IFS Signing Service on Desktop

Note: To develop IFS Cloud Web pages with signing support, see: signdocument

Background

This document explains the process of digitally signing a document using hardware authentication device such as a YubiKey. Additionally, the document aims to provide insights into system-generated error messages and their corresponding interpretations.

Requirements

  • The "Signing Certificate" must be installed in the "Digital Signature (Slot 9c)" of the YubiKey.

    Supported YubiKey Models

    In general, any YubiKey model that provides PIV-compatible Smart Card support is compatible with the IFS Signing Service.

    We recommend the following YubiKey models:

    • YubiKey 5C
    • YubiKey 5Ci
    • YubiKey 5C NFC
  • The "IFS Signing Service" desktop client must be installed on the system. This can be acquired through the Add-on page and is available as a Windows Installer (.MSI) package.

Signing Documents

Certain pages in IFS Cloud allows you to digitally sign documents. Once you finish updating all the required information in a page that supports digital document signing, you will be presented with the "Electronic Sign Dialog" dialog.

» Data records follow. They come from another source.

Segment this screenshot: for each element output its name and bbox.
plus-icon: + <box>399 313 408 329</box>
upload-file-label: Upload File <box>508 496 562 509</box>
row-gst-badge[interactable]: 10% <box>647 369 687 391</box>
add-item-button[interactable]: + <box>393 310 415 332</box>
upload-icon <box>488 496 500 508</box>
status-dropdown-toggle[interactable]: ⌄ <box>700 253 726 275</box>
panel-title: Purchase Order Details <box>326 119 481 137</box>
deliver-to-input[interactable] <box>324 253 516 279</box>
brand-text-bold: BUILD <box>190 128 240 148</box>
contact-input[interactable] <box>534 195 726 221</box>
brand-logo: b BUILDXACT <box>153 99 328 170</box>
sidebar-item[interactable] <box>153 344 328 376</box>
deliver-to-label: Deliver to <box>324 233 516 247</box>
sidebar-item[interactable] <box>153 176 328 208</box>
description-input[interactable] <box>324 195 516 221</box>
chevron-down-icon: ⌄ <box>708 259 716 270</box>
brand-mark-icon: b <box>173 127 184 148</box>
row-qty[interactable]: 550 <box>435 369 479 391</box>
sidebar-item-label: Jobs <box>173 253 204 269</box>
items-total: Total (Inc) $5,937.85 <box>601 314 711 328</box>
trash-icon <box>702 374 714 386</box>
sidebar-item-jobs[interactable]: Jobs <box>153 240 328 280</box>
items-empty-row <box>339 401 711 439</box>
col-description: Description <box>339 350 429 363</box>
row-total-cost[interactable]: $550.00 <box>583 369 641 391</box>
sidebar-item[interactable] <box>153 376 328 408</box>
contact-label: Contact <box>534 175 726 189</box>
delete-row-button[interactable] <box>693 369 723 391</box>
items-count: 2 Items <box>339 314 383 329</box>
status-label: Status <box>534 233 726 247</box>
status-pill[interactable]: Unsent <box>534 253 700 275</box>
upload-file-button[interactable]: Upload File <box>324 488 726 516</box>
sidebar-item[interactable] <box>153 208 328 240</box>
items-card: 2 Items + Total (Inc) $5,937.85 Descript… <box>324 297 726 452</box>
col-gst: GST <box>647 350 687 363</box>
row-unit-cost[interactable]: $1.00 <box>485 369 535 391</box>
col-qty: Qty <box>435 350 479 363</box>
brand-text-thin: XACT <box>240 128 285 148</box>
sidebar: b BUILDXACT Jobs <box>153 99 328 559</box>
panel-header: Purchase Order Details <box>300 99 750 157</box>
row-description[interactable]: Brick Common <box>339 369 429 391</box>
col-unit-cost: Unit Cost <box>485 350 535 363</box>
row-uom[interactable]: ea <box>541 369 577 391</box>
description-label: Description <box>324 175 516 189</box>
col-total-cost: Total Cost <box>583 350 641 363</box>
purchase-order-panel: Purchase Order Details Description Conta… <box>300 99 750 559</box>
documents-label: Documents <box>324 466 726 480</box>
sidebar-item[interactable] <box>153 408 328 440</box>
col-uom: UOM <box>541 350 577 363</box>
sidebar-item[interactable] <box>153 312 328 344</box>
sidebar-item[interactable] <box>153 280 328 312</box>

Note: "Electronic Sign Dialog" generates a PDF document and provides you a preview of the document which you are about to sign. Once you review this document and click the "Sign" button.

Electronic Sign Dialog

  1. Once you click the "Sign" button, pop-up message will prompt you with a request to open "IFS Signing Service" desktop client through a custom browser protocol.

Invoke "IFS Signing Service"

  1. Press the "Open" button in the pop-up message to start the "IFS Signing Service" desktop client.

"IFS Signing Service"

Important: Ensure that your YubiKey is connected to the device during this step.

Note: If you haven't connected your YubiKey, the desktop client will not permit you to enter the PIN. Please connect the YubiKey and then click "Rescan."

YubiKey not connected

  1. If the YubiKey is already connected with the device, "IFS Signing Service" will allow you to enter the PIN.

Once the associated PIN is entered, press "Sign" button to digitally sign the document.

Note: The "IFS Signing Service" desktop client will carry out the signing process.

YubiKey not connected

  1. If the signing process is successful, the desktop client will close automatically and the status of the process will be visible in the "IFS Cloud Web client" window.

Signing sucessful

Note: If the signing process failed, the desktop client will remain open with a relevant error message. This error message can be dismissed using the "OK" button.

Signing error

An error message will also be prompted in the "IFS Cloud Web client".

Signing error

Version Compatibility

In order to assure compatibility with the middle tier, "IFS Signing Service" will carry out a version check against the server. If the versions are compatible, signing will proceed without any interruptions. If not, you will receive an error message.

Signing error

If the version check fails, it's likely that you have an older version of "IFS Signing Service". You can check the compatible version for the IFS Cloud installation by visiting the Add-on page from the environment's Landing Page.